Il presidente Biden ordinerà a FTC di creare regole sul “diritto alla riparazione”: rapporto

Il presidente Biden ordinerà a FTC di creare regole sul “diritto alla riparazione”: rapporto

Il movimento per il diritto alla riparazione è stato oggetto di un vigoroso lavoro di difesa di base negli ultimi anni e potrebbe finalmente vedere un importante passo avanti poiché il presidente Joe Biden dovrebbe chiedere alla Federal Trade Commission (FTC) di redigere nuove normative per aiutare i consumatori a responsabilizzare.

Bloomberg riferisce che il presidente Biden è a pochi giorni dall’utilizzo di un ordine esecutivo per dirigere ufficialmente la FTC a redigere regolamenti che proteggano il diritto dei consumatori di riparare i prodotti che possiedono presso officine di riparazione di terze parti o da soli. Mentre l’ordine esecutivo dovrebbe concentrarsi sulla concessione agli agricoltori della possibilità di riparare le proprie attrezzature di lavoro – qualcosa che John Deere è diventato famoso per il blocco – l’ordine esecutivo dovrebbe anche menzionare specificamente gli smartphone. Engadget riferisce che il segretario stampa della Casa Bianca Jen Psaki ha osservato che l’ordine garantirà “il diritto di riparare le proprie attrezzature come preferiscono” in una conferenza stampa martedì.

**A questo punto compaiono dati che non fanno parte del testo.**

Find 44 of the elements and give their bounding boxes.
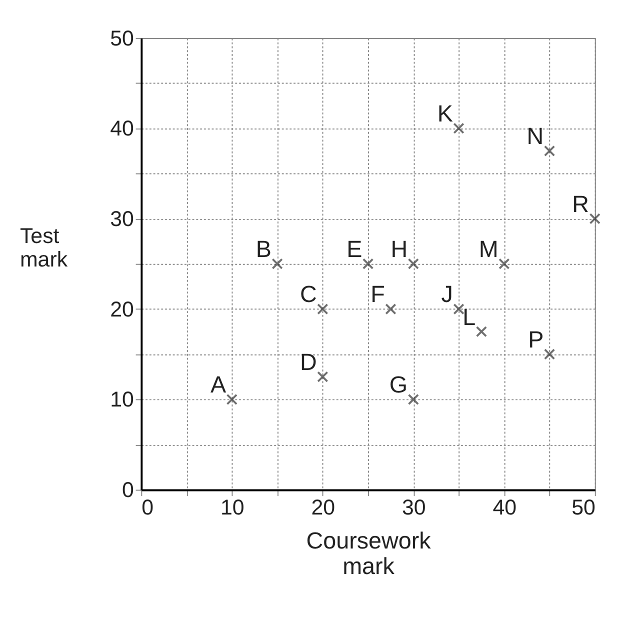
point	[408, 394, 419, 405]
annotation: B	[256, 236, 272, 262]
point	[317, 371, 328, 382]
point	[408, 258, 419, 270]
annotation: K	[437, 100, 454, 127]
y-tick-label: 30	[110, 206, 134, 231]
annotation: M	[478, 236, 498, 262]
point	[453, 122, 464, 134]
annotation: D	[300, 348, 317, 375]
annotation: P	[528, 326, 544, 352]
y-tick-label: 10	[110, 388, 134, 412]
y-tick-label: 0	[122, 478, 134, 502]
point	[362, 258, 374, 270]
point	[544, 348, 556, 360]
x-tick-label: 0	[142, 496, 154, 520]
x-tick-label: 40	[492, 496, 517, 520]
annotation: A	[210, 372, 226, 398]
annotation: R	[572, 190, 590, 217]
point	[272, 258, 283, 270]
x-tick-label: 20	[311, 496, 336, 520]
y-tick-label: 40	[110, 116, 134, 141]
annotation: C	[300, 281, 317, 308]
point	[476, 326, 488, 338]
annotation: N	[526, 123, 544, 150]
annotation: G	[389, 372, 408, 398]
annotation: F	[370, 281, 385, 308]
annotation: H	[390, 236, 408, 262]
annotation: E	[346, 236, 362, 262]
x-axis-title: Coursework mark	[306, 528, 432, 579]
annotation: J	[441, 281, 453, 308]
point	[589, 213, 600, 224]
point	[498, 258, 510, 270]
point	[385, 303, 396, 315]
point	[453, 303, 464, 315]
point	[544, 145, 556, 157]
x-tick-label: 10	[220, 496, 244, 520]
y-axis-title: Test mark	[20, 224, 68, 272]
annotation: L	[462, 304, 476, 330]
y-tick-label: 50	[110, 26, 134, 50]
point	[226, 394, 238, 405]
y-tick-label: 20	[110, 297, 134, 322]
x-tick-label: 30	[402, 496, 426, 520]
point	[317, 303, 328, 315]
x-tick-label: 50	[572, 496, 596, 520]
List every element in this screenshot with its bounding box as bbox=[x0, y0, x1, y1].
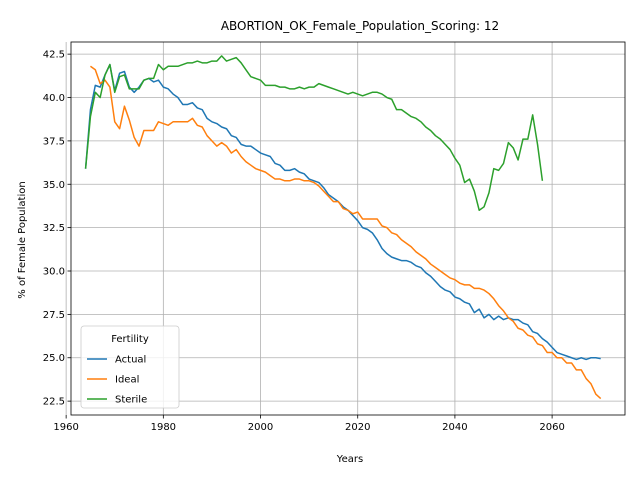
y-tick-label: 42.5 bbox=[43, 50, 65, 61]
x-tick-label: 2060 bbox=[539, 422, 564, 433]
legend-label-actual: Actual bbox=[115, 355, 146, 366]
x-tick-label: 2000 bbox=[248, 422, 273, 433]
legend-box bbox=[80, 325, 180, 409]
series-line-actual bbox=[84, 63, 601, 361]
x-tick-label: 2040 bbox=[442, 422, 467, 433]
y-tick-label: 40.0 bbox=[43, 93, 65, 104]
y-tick-label: 32.5 bbox=[43, 223, 65, 234]
legend-title: Fertility bbox=[111, 334, 149, 345]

Il movimento Right to Repair è stato sostenuto da sostenitori della tecnologia, molti gruppi di media e punti vendita come iFixit. In particolare, iFixit è stata una delle voci più forti del movimento e crede che chiunque possieda un prodotto abbia il diritto di ripararlo. Il movimento non comprende solo il diritto di riparare i prodotti di proprietà, ma si espande fino a impedire alle aziende di rendere proprietarie le attrezzature o le risorse. iFixit osserva che l’industria automobilistica ha cercato di bloccare la riparazione indipendente dei veicoli, ma quella mozione è fallita nel 2012. Allo stesso modo, l’idea di un telefono cellulare “bloccato” a un particolare operatore è stata ribaltata e resa legale nel 2018.

“Una volta che hai pagato soldi per un prodotto, il produttore non dovrebbe essere in grado di dettare come lo usi: è tuo”, scrive iFixit. “Possesso significa che dovresti essere in grado di aprire, hackerare, riparare, aggiornare o legare campane su di esso. Ma è prassi comune rifiutarsi di mettere a disposizione dei consumatori e delle piccole officine di riparazione parti, strumenti e informazioni sulle riparazioni. Apple ha persino creato una vite speciale appositamente per rendere difficile la riparazione dell’iPhone.

Mentre le aziende di trattori, computer e smartphone tendono ad essere i colpevoli più importanti di coloro che combattono contro il diritto alla riparazione, anche l’industria delle fotocamere non è estranea. Nel 2019, Nikon ha chiuso il suo programma di riparazione autorizzata e ha costretto tutti gli utenti Nikon negli Stati Uniti a fare affidamento esclusivamente su Nikon stessa per qualsiasi riparazione. Gli smartphone non servono più solo per la comunicazione vocale e di testo e sono più ampiamente accettati come fotocamere ora che mai. Apple è stata fortemente contraria a consentire ai consumatori di riparare i propri prodotti e a gennaio è emerso che la fotocamera dell’iPhone 12 non poteva più essere riparata da un negozio di terze parti, richiedendo invece al proprietario di passare attraverso Apple.

Mentre le aziende generalmente affermano che il motivo per cui limitano chi è autorizzato ad armeggiare con un prodotto è quello di proteggere i consumatori da riparatori difettosi o parti difettose, generalmente si ritiene che la vera ragione sia un modo per costringere un consumatore a spendere più soldi con l’azienda piuttosto piuttosto che distribuirlo su altre attività. Inoltre, molte aziende preferirebbero di gran lunga venderti una nuova versione di un prodotto piuttosto che supportare o riparare una vecchia. Western Digital ha recentemente dichiarato che non supporterà i vecchi drive collegati alla rete che non possono essere aggiornati al sistema operativo più recente, e invece ha detto a quei clienti che la soluzione migliore era semplicemente acquistare un nuovo contenitore. Non solo è costoso per il consumatore, ma è anche estremamente dispendioso.

“La grande tecnologia ha approfittato dei consumatori per troppo tempo, a scapito delle piccole imprese locali. Siamo molto incoraggiati dal fatto che l’amministrazione Biden stia pianificando di utilizzare il potere normativo della FTC per ripristinare la concorrenza”, ha detto un portavoce di iFixit Engadget.


Crediti immagine: Foto di intestazione concessa in licenza tramite Depositphotos.